Après « Un maire de province » et « L’intégriste », notre portraitiste poursuit
son œuvre en s’attaquant à l’une des figures les plus ancrées dans l’imaginaire
social : le tueur en série.
Le XIXème frémissait devant ses vampires, le
Moyen-âge craignait le lycanthrope, il fallait à notre temps un monstre
semblable capable de nous terrifier rationnellement puisque l’étrange et le
surnaturel ne conviennent plus à cette époque. Les hérésies totalitaires
auraient pu tenir ce rôle sans mal mais, trop vagues, nous leurs avons
préférées celui qui les synthétise en sa personne et en figure la version
individuelle. Phénomène essentiellement contemporain, quoiqu’un Gilles de Rais appartienne
déjà à cette funeste coterie, il incarne à merveille le croque-mitaine
d’aujourd’hui et, délesté des sobriquets magiques sous lesquels on le dénommait
jusqu’à lors : loup-garou, sorcier ou démon, vampire, c’est dans la nudité
de sa nature foncièrement humaine qu’on le désigne à présent. Plus terrifiant
encore parce que son visage ressemble au nôtre et que rien ne le distingue des
« gens normaux », hormis dans le secret de ses crimes, c’est
précisément un monstre de notre temps en cela qu’il n’en a pas l’air. Mais
mieux que son apparence, c’est sa psyché qui épouse l’époque dont il semble à
l’avant-garde comme déjà Lacan nous disait qu’Hitler était un précurseur.
A
bien des égards nous devrions ou le jalouser ou nous inquiéter d’avoir créé
pareil assassin, à moins que, existant de toute éternité, ce ne soit plutôt
nous qui nous en rapprochions dangereusement dans une sorte d’évolution
démoniaque. Tout entier asservi par ses pulsions mortifères, il n’en est
cependant que l’esclave consentant et sait les dissimuler ou les laisser
exploser au moment opportun ! Pour le condamner, et nous en séparer, nous
le diagnostiquons « pervers » mais son mode de fonctionnement, en le
regardant avec attention, semble mieux répondre à des promesses par nous
lancées et que nous refusons de tenir ; auxquelles nous ne sommes pas
encore prêts de répondre. Car comment ne pas reconnaître, à l’instant tragique
où il objective sa proie afin de la tuer en paix, ce délire joyeux où nous
communions ensemble quand, fiers d’avoir basculé dans l’oubli un nouveau tabou,
nous nous reconnaissons pour unique devise celle qu’il a faite sienne et qu’il
assume pleinement : « jouir
sans entraves ! ».
Malheureux
d’être né trop tôt, ou et de prendre nos rêves au sérieux, il ignore la
culpabilité dont nous peinons à nous débarrasser et ne comprend pas que nous
lui reprochions cette exigence de se vouer à sa seule jouissance, exigence
terrible à laquelle il sacrifie sa vie et celle de ses innocentes victimes.

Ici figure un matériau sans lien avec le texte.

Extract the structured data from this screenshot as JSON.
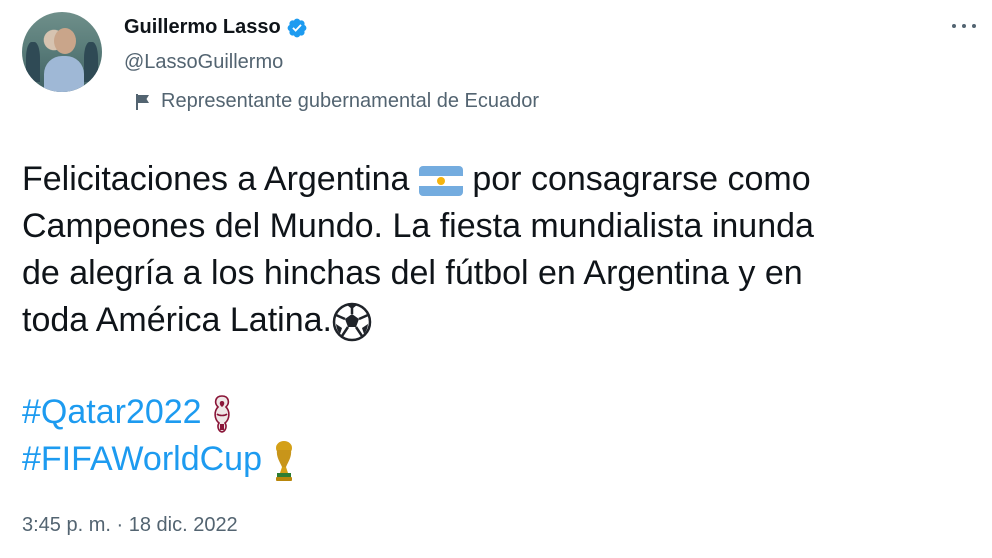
{
  "author": {
    "display_name": "Guillermo Lasso",
    "handle": "@LassoGuillermo",
    "label": "Representante gubernamental de Ecuador",
    "verified_color": "#1d9bf0"
  },
  "tweet": {
    "line1a": "Felicitaciones a Argentina",
    "line1b": "por consagrarse como",
    "line2": "Campeones del Mundo. La fiesta mundialista inunda",
    "line3": "de alegría a los hinchas del fútbol en Argentina y en",
    "line4": "toda América Latina.",
    "emojis": [
      "argentina-flag",
      "soccer-ball",
      "qatar-2022-emblem",
      "world-cup-trophy"
    ]
  },
  "hashtags": {
    "tag1": "#Qatar2022",
    "tag2": "#FIFAWorldCup",
    "color": "#1d9bf0"
  },
  "meta": {
    "timestamp": "3:45 p. m. · 18 dic. 2022"
  }
}
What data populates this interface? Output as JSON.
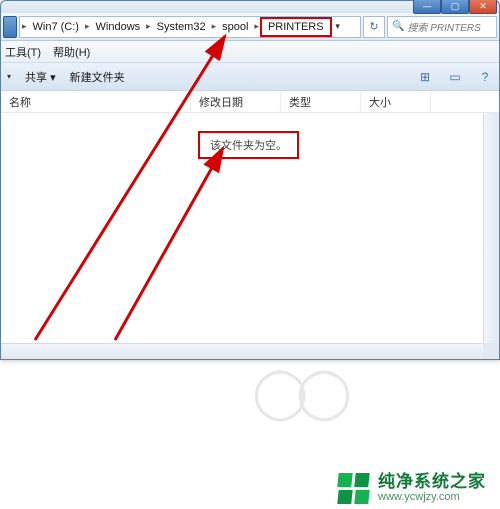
{
  "window": {
    "min": "—",
    "max": "▢",
    "close": "✕"
  },
  "breadcrumbs": {
    "items": [
      "Win7 (C:)",
      "Windows",
      "System32",
      "spool",
      "PRINTERS"
    ],
    "sep": "▸",
    "dropdown": "▾",
    "refresh": "↻"
  },
  "search": {
    "icon": "🔍",
    "placeholder": "搜索 PRINTERS"
  },
  "menu": {
    "tools": "工具(T)",
    "help": "帮助(H)"
  },
  "toolbar": {
    "share": "共享 ▾",
    "newfolder": "新建文件夹",
    "dd": "▾",
    "view_ic": "⊞",
    "help_ic": "?"
  },
  "columns": {
    "name": "名称",
    "date": "修改日期",
    "type": "类型",
    "size": "大小"
  },
  "content": {
    "empty": "该文件夹为空。"
  },
  "watermark": {
    "cn": "纯净系统之家",
    "url": "www.ycwjzy.com"
  }
}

Aussi s’étonne-t-il en son for qu’on le considère comme un malade, sauf s’il en
tire quelques bénéfices et qu’on lui laisse la vie sauve parce qu’on n’exécute
pas un fou. D’ailleurs, le dire coupable, c’est jouer contre nous et mieux vaut
espérer en sa folie plutôt que d’admettre qu’il eut le courage, avant nous, de
la cohérence. Il figure moins un monstre moderne qu’un prototype, dépareillant
avec nos jours, cependant qu’il sera la norme demain.
Craignons-le tout de même car il nous en dit long sur l’endroit d’où nous
sommes partis et sur celui en la direction duquel nous nous acheminons.